You know what kind of boss I mean. That kind who can’t handle a NO and throws a fit every time they are proven wrong. But you still do as they will, because they are disgusting human beings and you are already in talks with a new workplace.
What’s weird to me is that CEOs should know all about accounting and financials. He should have realized that this pricing model is unsustainable for most Unity developers, because many make less than what he’s asking for per install themselves.
It’s clear that professional CEOs don’t know anything about tech, but this isn’t a tech issue.
They absolutely do know. They’re well aware of the impact this will have on small devs. That was their goal. They want to price out those free or low cost games that use Unity and never make a profit to avoid paying royalty fees.
This wasn’t incompetence. It’s straight up malice.
They don’t want to price out small devs, they want to get them onto their ad platform. They’ve said games that use their ad platform will have the fee waived.
The problem is, I don’t think the CEO would be in anyway getting the consequences of their actions. Of the company is sinking, they will just “be fired” and get those extra money (like huge amount of money). The company will close and announce bankruptcy. The “person” isn’t punished.
Their CEO is the guy who was leading Electronic Arts when it was voted the worst company of the year, implemented first lootboxes and who was openly suggesting to charge people real money per reload.
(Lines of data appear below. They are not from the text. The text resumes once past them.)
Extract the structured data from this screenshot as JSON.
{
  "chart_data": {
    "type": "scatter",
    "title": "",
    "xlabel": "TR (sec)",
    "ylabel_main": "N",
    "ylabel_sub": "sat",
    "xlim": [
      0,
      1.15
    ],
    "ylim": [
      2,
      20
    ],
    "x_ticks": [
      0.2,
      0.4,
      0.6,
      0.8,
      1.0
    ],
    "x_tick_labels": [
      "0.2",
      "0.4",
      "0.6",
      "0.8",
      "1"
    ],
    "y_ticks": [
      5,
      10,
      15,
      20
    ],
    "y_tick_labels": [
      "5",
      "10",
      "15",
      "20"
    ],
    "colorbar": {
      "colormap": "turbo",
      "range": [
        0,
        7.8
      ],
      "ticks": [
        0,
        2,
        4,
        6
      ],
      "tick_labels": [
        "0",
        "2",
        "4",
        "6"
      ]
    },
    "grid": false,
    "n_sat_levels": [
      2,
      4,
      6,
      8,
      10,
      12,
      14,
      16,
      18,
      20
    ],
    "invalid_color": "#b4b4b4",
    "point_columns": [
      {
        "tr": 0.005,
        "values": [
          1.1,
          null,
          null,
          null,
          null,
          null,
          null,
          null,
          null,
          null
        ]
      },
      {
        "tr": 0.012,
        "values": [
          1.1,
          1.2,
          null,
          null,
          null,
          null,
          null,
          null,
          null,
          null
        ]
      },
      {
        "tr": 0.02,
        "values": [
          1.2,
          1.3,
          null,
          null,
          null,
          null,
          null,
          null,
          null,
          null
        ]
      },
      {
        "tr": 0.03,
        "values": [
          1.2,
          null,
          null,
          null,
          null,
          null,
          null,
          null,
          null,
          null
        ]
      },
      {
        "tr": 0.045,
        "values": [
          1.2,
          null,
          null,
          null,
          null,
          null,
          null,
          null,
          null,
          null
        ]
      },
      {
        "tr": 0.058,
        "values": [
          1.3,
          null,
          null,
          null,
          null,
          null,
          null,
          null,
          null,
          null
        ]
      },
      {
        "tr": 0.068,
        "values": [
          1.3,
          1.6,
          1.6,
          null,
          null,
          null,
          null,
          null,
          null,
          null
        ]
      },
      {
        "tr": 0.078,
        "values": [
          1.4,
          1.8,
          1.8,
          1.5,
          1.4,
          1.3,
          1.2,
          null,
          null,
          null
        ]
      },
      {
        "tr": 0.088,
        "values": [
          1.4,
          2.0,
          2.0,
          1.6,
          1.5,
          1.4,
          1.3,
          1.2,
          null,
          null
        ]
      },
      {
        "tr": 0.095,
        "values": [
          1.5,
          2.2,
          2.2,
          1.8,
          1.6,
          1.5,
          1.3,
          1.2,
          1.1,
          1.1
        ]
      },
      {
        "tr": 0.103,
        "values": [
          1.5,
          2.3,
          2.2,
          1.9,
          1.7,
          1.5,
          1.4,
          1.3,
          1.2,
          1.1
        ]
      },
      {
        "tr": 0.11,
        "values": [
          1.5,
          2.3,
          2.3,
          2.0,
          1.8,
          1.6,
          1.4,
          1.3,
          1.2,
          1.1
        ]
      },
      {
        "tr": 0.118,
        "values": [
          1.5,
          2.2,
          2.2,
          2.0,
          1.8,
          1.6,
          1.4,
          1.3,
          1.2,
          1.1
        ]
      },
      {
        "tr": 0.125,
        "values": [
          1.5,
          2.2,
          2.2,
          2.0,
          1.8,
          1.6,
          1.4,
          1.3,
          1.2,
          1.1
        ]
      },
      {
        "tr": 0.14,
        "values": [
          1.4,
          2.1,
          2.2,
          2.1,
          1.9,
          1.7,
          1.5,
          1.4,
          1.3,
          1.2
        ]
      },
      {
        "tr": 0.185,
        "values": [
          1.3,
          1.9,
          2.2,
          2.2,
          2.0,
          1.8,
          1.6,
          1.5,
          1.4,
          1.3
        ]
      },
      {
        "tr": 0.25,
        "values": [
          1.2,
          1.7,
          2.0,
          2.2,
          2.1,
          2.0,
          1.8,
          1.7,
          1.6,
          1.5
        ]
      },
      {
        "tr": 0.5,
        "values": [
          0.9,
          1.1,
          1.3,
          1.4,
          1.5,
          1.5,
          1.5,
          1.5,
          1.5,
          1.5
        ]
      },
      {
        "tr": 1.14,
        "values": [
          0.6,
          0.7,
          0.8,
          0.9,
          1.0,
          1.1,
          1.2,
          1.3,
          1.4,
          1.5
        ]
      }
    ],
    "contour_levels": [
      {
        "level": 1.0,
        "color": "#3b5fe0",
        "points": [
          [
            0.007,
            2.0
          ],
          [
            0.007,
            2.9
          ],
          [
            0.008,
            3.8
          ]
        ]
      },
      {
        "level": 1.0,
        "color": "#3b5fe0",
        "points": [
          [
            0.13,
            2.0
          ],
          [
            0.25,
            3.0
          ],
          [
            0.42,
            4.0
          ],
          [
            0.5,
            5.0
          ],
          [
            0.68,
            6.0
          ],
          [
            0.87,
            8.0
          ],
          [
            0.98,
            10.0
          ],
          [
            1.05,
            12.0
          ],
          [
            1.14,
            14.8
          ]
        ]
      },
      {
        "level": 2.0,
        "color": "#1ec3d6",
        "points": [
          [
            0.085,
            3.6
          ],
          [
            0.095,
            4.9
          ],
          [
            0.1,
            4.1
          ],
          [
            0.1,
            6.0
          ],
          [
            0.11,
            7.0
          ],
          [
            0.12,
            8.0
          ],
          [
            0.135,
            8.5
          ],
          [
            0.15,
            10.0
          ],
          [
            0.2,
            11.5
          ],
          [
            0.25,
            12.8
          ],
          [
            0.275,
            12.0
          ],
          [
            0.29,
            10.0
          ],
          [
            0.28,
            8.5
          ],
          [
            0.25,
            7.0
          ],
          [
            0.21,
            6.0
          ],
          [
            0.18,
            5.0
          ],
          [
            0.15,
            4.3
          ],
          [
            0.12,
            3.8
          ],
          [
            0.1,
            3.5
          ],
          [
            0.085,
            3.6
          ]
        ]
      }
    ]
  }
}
Now the clause is completely absent in any of the new ToS, which means that users are obligated to any changes Unity made to their services regardless of version numbers including pricing updates such as the recent fee that will charge developers per game install.
No, it doesn’t. Just because Unity decide to update the terms and conditions does not mean that users are obligated to accept new terms.
It’s akin to a TV comedy when someone grabs a contract and eats it thinking it will void the contract. If they do try to sue anyone using older versions with that TOS, it should be fun to see how it plays out in court.
I wonder if they would be able to team up with eachother against unity.
I’m not a lawyer, and I don’t know exactly where everyone involved resides. That being said, I imagine pooling resources might help with those costs, if possible. There’s certainly more than two gaming companies that are being screwed by this.
To be honest, I would contribute to a legitimate go fund me for them. Fuck unity.
So unity too hired a few managers who want to make a quick buck, get a good bonus and then leave unity before it’s the burning husk that will be left once this is all said and done.
Yup. I think the “person” should be held accountable for their actions. The company would die, but the CEO would still get so much money out of this situation.